Wenn das stimmt, dann haben wir es hierbei mit einer ähnlichen Mittel-Zweck-Umdrehung zu tun wie weiland bei der Zahnspange. Diese sollte ursprünglich durch das Verklammern der Gebisse von Pubertierenden diese von allzu frühen Sexualkontakten abhalten, indem sie ihre Träger verhässlichte. Irgendwann gelang es jedoch den Teenagern, dies elterliche Gewaltmittel in ein geiles, respektive cooles Statussymbol umzudrehen – und fortan waren Zahnspangenträgerinnen sexuell besonders gefährdet – bis zu 48 Prozent mehr als Mädchen ohne, die nun geradezu ein Mauerblümchendasein führen.

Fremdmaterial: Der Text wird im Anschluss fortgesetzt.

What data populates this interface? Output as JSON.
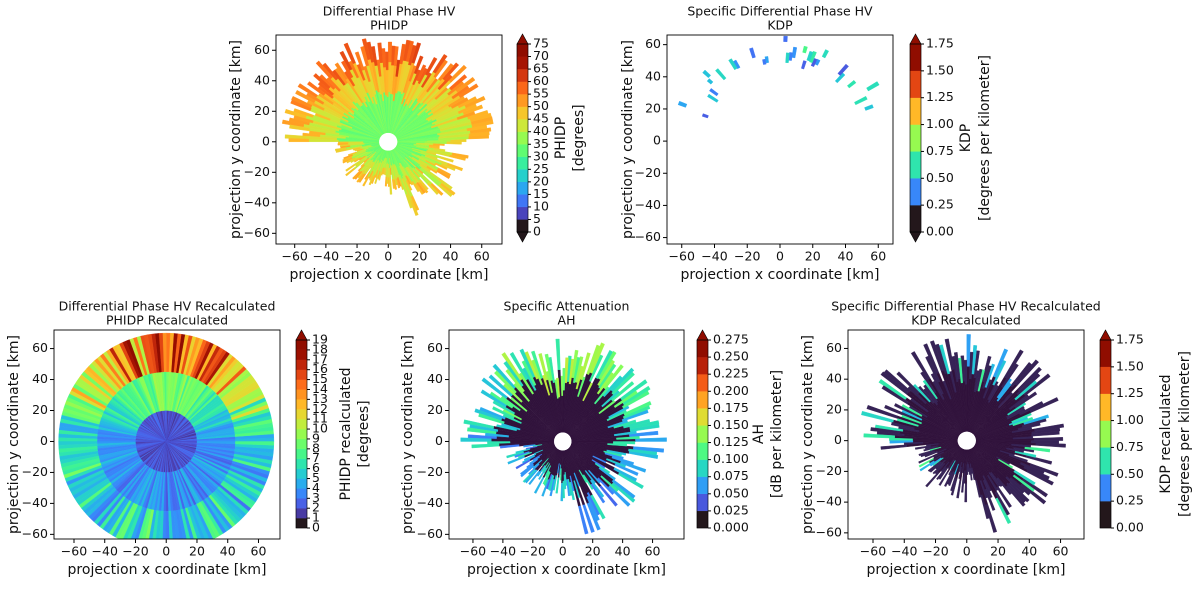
{
  "chart_data": [
    {
      "type": "radar-field",
      "title": "Differential Phase HV",
      "subtitle": "PHIDP",
      "xlabel": "projection x coordinate [km]",
      "ylabel": "projection y coordinate [km]",
      "xlim": [
        -72,
        73
      ],
      "ylim": [
        -67,
        70
      ],
      "xticks": [
        {
          "value": -60,
          "label": "−60"
        },
        {
          "value": -40,
          "label": "−40"
        },
        {
          "value": -20,
          "label": "−20"
        },
        0,
        20,
        40,
        60
      ],
      "yticks": [
        {
          "value": -60,
          "label": "−60"
        },
        {
          "value": -40,
          "label": "−40"
        },
        {
          "value": -20,
          "label": "−20"
        },
        0,
        20,
        40,
        60
      ],
      "colorbar": {
        "label": [
          "PHIDP",
          "[degrees]"
        ],
        "lim": [
          0,
          75
        ],
        "ticks": [
          0,
          5,
          10,
          15,
          20,
          25,
          30,
          35,
          40,
          45,
          50,
          55,
          60,
          65,
          70,
          75
        ],
        "colormap": "turbo",
        "extend": "both"
      }
    },
    {
      "type": "radar-field",
      "title": "Specific Differential Phase HV",
      "subtitle": "KDP",
      "xlabel": "projection x coordinate [km]",
      "ylabel": "projection y coordinate [km]",
      "xlim": [
        -69,
        69
      ],
      "ylim": [
        -64,
        66
      ],
      "xticks": [
        {
          "value": -60,
          "label": "−60"
        },
        {
          "value": -40,
          "label": "−40"
        },
        {
          "value": -20,
          "label": "−20"
        },
        0,
        20,
        40,
        60
      ],
      "yticks": [
        {
          "value": -60,
          "label": "−60"
        },
        {
          "value": -40,
          "label": "−40"
        },
        {
          "value": -20,
          "label": "−20"
        },
        0,
        20,
        40,
        60
      ],
      "colorbar": {
        "label": [
          "KDP",
          "[degrees per kilometer]"
        ],
        "lim": [
          0,
          1.75
        ],
        "ticks": [
          {
            "value": 0,
            "label": "0.00"
          },
          0.25,
          {
            "value": 0.5,
            "label": "0.50"
          },
          0.75,
          {
            "value": 1,
            "label": "1.00"
          },
          1.25,
          {
            "value": 1.5,
            "label": "1.50"
          },
          1.75
        ],
        "colormap": "turbo",
        "extend": "both"
      }
    },
    {
      "type": "radar-field",
      "title": "Differential Phase HV Recalculated",
      "subtitle": "PHIDP Recalculated",
      "xlabel": "projection x coordinate [km]",
      "ylabel": "projection y coordinate [km]",
      "xlim": [
        -73,
        74
      ],
      "ylim": [
        -63,
        72
      ],
      "xticks": [
        {
          "value": -60,
          "label": "−60"
        },
        {
          "value": -40,
          "label": "−40"
        },
        {
          "value": -20,
          "label": "−20"
        },
        0,
        20,
        40,
        60
      ],
      "yticks": [
        {
          "value": -60,
          "label": "−60"
        },
        {
          "value": -40,
          "label": "−40"
        },
        {
          "value": -20,
          "label": "−20"
        },
        0,
        20,
        40,
        60
      ],
      "colorbar": {
        "label": [
          "PHIDP recalculated",
          "[degrees]"
        ],
        "lim": [
          0,
          19
        ],
        "ticks": [
          0,
          1,
          2,
          3,
          4,
          5,
          6,
          7,
          8,
          9,
          10,
          11,
          12,
          13,
          14,
          15,
          16,
          17,
          18,
          19
        ],
        "colormap": "turbo",
        "extend": "max"
      }
    },
    {
      "type": "radar-field",
      "title": "Specific Attenuation",
      "subtitle": "AH",
      "xlabel": "projection x coordinate [km]",
      "ylabel": "projection y coordinate [km]",
      "xlim": [
        -76,
        81
      ],
      "ylim": [
        -63,
        72
      ],
      "xticks": [
        {
          "value": -60,
          "label": "−60"
        },
        {
          "value": -40,
          "label": "−40"
        },
        {
          "value": -20,
          "label": "−20"
        },
        0,
        20,
        40,
        60
      ],
      "yticks": [
        {
          "value": -60,
          "label": "−60"
        },
        {
          "value": -40,
          "label": "−40"
        },
        {
          "value": -20,
          "label": "−20"
        },
        0,
        20,
        40,
        60
      ],
      "colorbar": {
        "label": [
          "AH",
          "[dB per kilometer]"
        ],
        "lim": [
          0,
          0.275
        ],
        "ticks": [
          {
            "value": 0,
            "label": "0.000"
          },
          0.025,
          {
            "value": 0.05,
            "label": "0.050"
          },
          0.075,
          {
            "value": 0.1,
            "label": "0.100"
          },
          0.125,
          {
            "value": 0.15,
            "label": "0.150"
          },
          0.175,
          {
            "value": 0.2,
            "label": "0.200"
          },
          0.225,
          {
            "value": 0.25,
            "label": "0.250"
          },
          0.275
        ],
        "colormap": "turbo",
        "extend": "max"
      }
    },
    {
      "type": "radar-field",
      "title": "Specific Differential Phase HV Recalculated",
      "subtitle": "KDP Recalculated",
      "xlabel": "projection x coordinate [km]",
      "ylabel": "projection y coordinate [km]",
      "xlim": [
        -76,
        75
      ],
      "ylim": [
        -64,
        72
      ],
      "xticks": [
        {
          "value": -60,
          "label": "−60"
        },
        {
          "value": -40,
          "label": "−40"
        },
        {
          "value": -20,
          "label": "−20"
        },
        0,
        20,
        40,
        60
      ],
      "yticks": [
        {
          "value": -60,
          "label": "−60"
        },
        {
          "value": -40,
          "label": "−40"
        },
        {
          "value": -20,
          "label": "−20"
        },
        0,
        20,
        40,
        60
      ],
      "colorbar": {
        "label": [
          "KDP recalculated",
          "[degrees per kilometer]"
        ],
        "lim": [
          0,
          1.75
        ],
        "ticks": [
          {
            "value": 0,
            "label": "0.00"
          },
          0.25,
          {
            "value": 0.5,
            "label": "0.50"
          },
          0.75,
          {
            "value": 1,
            "label": "1.00"
          },
          1.25,
          {
            "value": 1.5,
            "label": "1.50"
          },
          1.75
        ],
        "colormap": "turbo",
        "extend": "max"
      }
    }
  ]
}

Die „Wasserflasche für unterwegs“ wurde 1991 vom kalifornischen Homöopathen Daniel Raumer erfunden, indem er sich auf die Propagierung eines einzigen „Mainhealth“-Gedankens konzentrierte – als Allheilmittel. Auf das Wasser: „Der Körper braucht ständig Wasser“, so behauptete und verbreitete er es – bald auf allen Plakaten an den Highways bis rauf nach New York. „Milliarden Menschen sagen danke, Dr. Raumer!“

So ähnlich formulierte später dann auch ein Dr. Rath seine etwas kleinere Vitamin-C-Werbekampagne in der BRD, nachdem dieses Zeug sich in Amerika bereits als nahezu nebenwirkungslose „Droge Nummer 1“ durchgesetzt hatte. Reifere Amerikanerinnen gehen inzwischen schon mit bis zu 26 Vitaminpräparaten overseas. Aber seitdem sind reines Wasser und Vitamin C die Wunderwaffen schlechthin für alle jungen Touristinnen im feindlichen Ausland – angefangen mit den kalifornischen Teenagern auf großer Europatournee: „12 Länder in drei Wochen, inklusive Krakau“.